Everybody knows by now, we hope, that most antibiotics are fed to farmed animals, that the antibiotics excreted by those animals end up in our water (not to mention the meat, eggs, and milk consumed by non-vegans), and that this is the primary reason for the emergence of antibiotic-resistant “super-bugs.” Now there’s a new reason to worry: Antibiotics have been found in vegetables grown in fields fertilized with manure — including organic vegetables.
Here’s how it works: 70% of antibiotics used in the United States are fed to farmed animals in order to promote rapid growth and mitigate the spread of disease in crowded factory farms. Animals excrete about 90% of the antibiotics fed to them. Farmers dump manure on fields as a cheap way to replace the nitrogen taken up by crops. And — now we know — the plants grown in those fields take up trace amounts of the antibiotics along with the water and nutrients they draw from the soil.
According to a recent Environmental Health News report, researchers at the University of Minnesota have detected antibiotics in a wide variety of vegetables grown in fields fertilized by manure:
The Minnesota researchers planted corn, green onion and cabbage in manure-treated soil in 2005 to evaluate the environmental impacts of feeding antibiotics to livestock. Six weeks later, the crops were analyzed and found to absorb chlortetracycline, a drug widely used to treat diseases in livestock. In another study in 2007, corn, lettuce and potato were planted in soil treated with liquid hog manure. They, too, accumulated concentrations of an antibiotic, named Sulfamethazine, also commonly used in livestock.
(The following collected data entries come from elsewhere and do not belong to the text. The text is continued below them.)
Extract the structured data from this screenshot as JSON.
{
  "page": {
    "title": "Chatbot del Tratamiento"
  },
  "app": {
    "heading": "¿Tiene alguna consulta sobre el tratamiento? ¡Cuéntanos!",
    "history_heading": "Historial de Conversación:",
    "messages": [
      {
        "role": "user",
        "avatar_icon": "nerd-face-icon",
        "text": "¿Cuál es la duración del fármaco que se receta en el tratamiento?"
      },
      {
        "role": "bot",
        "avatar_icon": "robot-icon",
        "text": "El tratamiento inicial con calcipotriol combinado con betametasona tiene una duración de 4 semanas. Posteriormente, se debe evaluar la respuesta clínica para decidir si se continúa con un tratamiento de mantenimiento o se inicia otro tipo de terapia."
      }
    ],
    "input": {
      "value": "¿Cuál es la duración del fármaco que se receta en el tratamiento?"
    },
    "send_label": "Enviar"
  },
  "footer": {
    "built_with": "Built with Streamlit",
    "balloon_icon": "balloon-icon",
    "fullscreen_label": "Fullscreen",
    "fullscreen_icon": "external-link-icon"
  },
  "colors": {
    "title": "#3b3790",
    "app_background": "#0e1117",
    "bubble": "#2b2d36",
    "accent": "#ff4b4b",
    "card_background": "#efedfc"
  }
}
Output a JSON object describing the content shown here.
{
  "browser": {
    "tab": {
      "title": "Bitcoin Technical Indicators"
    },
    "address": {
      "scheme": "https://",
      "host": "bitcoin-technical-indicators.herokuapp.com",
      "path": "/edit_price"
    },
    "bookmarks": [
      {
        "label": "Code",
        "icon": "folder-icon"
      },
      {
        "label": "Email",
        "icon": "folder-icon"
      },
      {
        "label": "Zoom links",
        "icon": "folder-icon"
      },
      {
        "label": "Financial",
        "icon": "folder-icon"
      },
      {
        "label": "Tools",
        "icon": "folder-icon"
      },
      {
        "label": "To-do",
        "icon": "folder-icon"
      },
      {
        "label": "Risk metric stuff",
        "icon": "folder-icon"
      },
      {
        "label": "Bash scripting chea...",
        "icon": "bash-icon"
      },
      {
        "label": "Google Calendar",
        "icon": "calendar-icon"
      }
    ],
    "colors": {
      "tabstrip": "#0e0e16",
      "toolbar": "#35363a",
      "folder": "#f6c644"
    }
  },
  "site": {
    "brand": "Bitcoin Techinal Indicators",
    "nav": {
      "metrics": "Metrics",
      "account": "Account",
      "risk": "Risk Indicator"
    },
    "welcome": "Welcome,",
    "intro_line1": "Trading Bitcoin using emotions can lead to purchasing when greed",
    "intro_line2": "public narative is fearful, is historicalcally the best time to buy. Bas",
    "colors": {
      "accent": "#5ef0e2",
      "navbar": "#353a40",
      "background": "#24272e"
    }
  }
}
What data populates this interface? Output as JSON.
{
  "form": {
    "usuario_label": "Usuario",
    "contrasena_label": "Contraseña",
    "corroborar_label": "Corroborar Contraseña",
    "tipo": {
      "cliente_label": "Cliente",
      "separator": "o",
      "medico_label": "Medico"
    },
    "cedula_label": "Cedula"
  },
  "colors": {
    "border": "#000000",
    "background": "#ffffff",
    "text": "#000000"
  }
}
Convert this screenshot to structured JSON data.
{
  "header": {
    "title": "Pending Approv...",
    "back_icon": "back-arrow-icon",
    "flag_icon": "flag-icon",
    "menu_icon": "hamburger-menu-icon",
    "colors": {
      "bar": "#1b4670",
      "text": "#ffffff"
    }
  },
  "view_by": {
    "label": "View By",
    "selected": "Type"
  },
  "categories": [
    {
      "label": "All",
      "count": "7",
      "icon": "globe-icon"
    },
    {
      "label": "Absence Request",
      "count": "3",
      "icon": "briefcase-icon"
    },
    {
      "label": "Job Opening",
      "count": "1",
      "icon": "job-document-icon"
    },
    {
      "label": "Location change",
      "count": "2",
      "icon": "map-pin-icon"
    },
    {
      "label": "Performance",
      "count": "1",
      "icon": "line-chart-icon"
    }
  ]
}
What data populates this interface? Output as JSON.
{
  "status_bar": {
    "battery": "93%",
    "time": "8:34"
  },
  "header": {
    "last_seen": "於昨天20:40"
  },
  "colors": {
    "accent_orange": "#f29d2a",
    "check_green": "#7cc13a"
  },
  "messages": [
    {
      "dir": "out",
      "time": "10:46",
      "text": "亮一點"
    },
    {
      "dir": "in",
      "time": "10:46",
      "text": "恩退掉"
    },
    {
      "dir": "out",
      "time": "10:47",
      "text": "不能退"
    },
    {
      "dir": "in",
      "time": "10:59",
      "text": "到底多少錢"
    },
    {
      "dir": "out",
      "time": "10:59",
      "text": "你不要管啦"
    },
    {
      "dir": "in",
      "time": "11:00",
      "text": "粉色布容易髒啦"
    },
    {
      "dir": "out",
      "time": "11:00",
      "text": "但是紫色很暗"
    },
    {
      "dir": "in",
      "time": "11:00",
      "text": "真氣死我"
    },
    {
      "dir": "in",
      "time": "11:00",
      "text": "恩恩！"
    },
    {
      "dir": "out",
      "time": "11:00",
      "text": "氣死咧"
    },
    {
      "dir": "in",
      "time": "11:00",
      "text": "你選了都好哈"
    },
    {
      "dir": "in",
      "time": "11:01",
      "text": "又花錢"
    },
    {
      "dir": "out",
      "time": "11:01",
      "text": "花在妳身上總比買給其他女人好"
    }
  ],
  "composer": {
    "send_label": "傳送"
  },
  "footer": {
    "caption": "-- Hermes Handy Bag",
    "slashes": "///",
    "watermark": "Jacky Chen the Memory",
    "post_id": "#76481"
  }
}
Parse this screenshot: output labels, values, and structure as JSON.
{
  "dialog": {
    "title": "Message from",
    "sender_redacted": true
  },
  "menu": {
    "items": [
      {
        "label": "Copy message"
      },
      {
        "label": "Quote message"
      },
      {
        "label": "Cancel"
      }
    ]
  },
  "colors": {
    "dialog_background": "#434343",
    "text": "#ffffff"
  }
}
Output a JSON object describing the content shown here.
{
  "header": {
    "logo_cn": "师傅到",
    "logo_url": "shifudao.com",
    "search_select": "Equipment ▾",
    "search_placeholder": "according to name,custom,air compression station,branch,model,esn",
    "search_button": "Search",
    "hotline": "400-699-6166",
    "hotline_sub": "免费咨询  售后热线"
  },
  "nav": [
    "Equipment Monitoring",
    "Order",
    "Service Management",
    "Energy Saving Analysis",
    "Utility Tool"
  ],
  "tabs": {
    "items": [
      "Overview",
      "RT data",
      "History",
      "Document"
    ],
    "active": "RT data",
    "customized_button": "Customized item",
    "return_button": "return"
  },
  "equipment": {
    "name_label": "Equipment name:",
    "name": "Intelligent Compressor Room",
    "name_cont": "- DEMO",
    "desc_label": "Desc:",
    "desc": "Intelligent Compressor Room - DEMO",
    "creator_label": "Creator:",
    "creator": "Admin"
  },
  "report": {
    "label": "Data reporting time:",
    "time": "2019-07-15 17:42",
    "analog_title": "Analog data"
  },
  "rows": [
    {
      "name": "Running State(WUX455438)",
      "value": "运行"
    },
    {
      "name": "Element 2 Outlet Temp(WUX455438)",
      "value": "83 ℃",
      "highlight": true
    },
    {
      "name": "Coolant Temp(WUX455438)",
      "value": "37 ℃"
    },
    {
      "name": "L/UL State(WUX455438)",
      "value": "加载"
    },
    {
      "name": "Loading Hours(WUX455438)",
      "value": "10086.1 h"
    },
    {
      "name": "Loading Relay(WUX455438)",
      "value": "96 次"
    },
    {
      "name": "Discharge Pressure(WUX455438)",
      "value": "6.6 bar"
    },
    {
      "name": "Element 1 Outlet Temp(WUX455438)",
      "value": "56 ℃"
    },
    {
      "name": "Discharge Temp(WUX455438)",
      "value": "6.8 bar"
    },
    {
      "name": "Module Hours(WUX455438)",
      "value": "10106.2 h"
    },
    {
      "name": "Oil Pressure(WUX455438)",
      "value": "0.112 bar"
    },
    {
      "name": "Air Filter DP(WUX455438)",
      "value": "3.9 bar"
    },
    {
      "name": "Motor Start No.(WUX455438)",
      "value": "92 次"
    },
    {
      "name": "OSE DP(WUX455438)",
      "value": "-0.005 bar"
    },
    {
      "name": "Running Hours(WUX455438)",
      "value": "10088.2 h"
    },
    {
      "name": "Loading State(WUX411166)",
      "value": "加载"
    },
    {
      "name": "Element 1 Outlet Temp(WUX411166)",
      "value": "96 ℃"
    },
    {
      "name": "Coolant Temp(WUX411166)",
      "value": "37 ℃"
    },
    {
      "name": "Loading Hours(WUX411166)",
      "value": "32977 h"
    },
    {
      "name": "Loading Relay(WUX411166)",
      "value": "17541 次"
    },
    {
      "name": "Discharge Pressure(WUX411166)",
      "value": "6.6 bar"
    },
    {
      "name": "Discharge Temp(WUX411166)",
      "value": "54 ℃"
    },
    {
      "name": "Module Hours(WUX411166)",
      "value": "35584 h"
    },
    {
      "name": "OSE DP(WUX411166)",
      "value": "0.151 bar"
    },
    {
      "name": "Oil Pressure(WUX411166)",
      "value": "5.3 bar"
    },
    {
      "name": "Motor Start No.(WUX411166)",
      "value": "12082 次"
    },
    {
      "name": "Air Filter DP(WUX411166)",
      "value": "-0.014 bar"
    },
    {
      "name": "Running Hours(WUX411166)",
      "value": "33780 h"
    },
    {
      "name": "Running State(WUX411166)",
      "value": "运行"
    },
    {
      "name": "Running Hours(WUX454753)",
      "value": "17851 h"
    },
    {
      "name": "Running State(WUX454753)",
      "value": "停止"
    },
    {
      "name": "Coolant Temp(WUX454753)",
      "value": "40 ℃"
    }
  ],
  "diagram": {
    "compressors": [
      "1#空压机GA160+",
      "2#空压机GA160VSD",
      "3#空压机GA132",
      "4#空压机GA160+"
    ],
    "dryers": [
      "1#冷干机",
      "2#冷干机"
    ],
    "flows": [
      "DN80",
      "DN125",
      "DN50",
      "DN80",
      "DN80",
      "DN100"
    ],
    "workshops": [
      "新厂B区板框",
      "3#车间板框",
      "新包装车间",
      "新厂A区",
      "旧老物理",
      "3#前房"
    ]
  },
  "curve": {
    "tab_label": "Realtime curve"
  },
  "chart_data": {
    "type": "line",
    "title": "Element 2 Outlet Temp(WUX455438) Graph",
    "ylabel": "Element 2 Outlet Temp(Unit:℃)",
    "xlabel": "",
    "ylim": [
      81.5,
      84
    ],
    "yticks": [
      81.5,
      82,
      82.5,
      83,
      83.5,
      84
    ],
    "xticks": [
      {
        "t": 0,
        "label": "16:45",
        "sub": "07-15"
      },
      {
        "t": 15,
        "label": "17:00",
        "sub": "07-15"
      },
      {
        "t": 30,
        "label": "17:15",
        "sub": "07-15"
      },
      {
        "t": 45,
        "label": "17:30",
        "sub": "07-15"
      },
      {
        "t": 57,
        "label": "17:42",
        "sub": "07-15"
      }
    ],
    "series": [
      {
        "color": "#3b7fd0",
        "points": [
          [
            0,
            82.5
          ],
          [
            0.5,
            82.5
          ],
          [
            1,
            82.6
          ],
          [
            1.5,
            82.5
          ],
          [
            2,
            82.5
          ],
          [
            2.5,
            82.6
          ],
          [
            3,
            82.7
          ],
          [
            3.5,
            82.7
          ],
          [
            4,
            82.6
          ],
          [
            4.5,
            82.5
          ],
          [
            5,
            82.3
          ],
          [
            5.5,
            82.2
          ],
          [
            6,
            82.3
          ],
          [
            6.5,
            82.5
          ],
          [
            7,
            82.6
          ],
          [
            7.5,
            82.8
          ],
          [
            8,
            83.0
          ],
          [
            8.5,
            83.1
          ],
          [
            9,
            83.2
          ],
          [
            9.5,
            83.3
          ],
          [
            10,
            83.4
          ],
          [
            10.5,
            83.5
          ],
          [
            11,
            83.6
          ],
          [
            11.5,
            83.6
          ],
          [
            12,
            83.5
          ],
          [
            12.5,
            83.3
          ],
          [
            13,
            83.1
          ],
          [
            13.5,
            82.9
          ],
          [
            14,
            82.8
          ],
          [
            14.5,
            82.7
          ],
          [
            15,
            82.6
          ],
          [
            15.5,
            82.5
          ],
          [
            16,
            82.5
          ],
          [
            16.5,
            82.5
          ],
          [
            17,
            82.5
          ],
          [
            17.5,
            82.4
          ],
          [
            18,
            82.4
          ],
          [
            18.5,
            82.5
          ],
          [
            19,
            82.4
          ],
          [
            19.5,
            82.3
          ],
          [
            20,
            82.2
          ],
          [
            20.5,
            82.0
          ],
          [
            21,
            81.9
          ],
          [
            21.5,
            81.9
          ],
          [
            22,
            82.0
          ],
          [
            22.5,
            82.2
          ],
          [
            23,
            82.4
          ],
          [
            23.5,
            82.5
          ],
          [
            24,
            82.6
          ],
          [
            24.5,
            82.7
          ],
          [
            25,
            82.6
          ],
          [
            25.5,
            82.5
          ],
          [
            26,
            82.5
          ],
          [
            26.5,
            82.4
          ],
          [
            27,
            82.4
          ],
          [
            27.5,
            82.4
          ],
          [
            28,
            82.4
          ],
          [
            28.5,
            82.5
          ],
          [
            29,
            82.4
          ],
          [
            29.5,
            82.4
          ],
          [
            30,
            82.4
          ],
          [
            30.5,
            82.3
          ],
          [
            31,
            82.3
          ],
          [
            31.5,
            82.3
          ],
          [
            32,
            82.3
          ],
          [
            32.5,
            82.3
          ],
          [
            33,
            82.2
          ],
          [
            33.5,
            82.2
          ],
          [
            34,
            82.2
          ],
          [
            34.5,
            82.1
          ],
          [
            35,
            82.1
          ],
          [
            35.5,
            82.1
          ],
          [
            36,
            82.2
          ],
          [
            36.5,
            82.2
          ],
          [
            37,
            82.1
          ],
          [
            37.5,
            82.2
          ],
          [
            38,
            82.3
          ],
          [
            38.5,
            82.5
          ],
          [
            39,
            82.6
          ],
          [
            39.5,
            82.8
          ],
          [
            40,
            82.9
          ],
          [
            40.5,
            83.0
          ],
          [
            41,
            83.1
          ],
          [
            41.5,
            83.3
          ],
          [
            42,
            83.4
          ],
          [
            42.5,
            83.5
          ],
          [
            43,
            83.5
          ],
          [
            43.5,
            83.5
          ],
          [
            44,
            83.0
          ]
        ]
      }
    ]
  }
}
As the amount of antibiotics in the soil increased, so too did the levels taken up by the corn, potatoes and other plants.
Organic crops are no safer. Many organic farmers use manure, and regulations do not prohibit the use of manure from animals who have eaten antibiotic-laced feed. So, now there’s one more reason to encourage your local CSA or organic farm to take the next step and go veganic. Veganic farmers and gardeners use techniques such as crop rotation, “green manure,” and amendments such as kelp or alfalfa meal in the stead of animal products like manure, bone meal, and blood meal.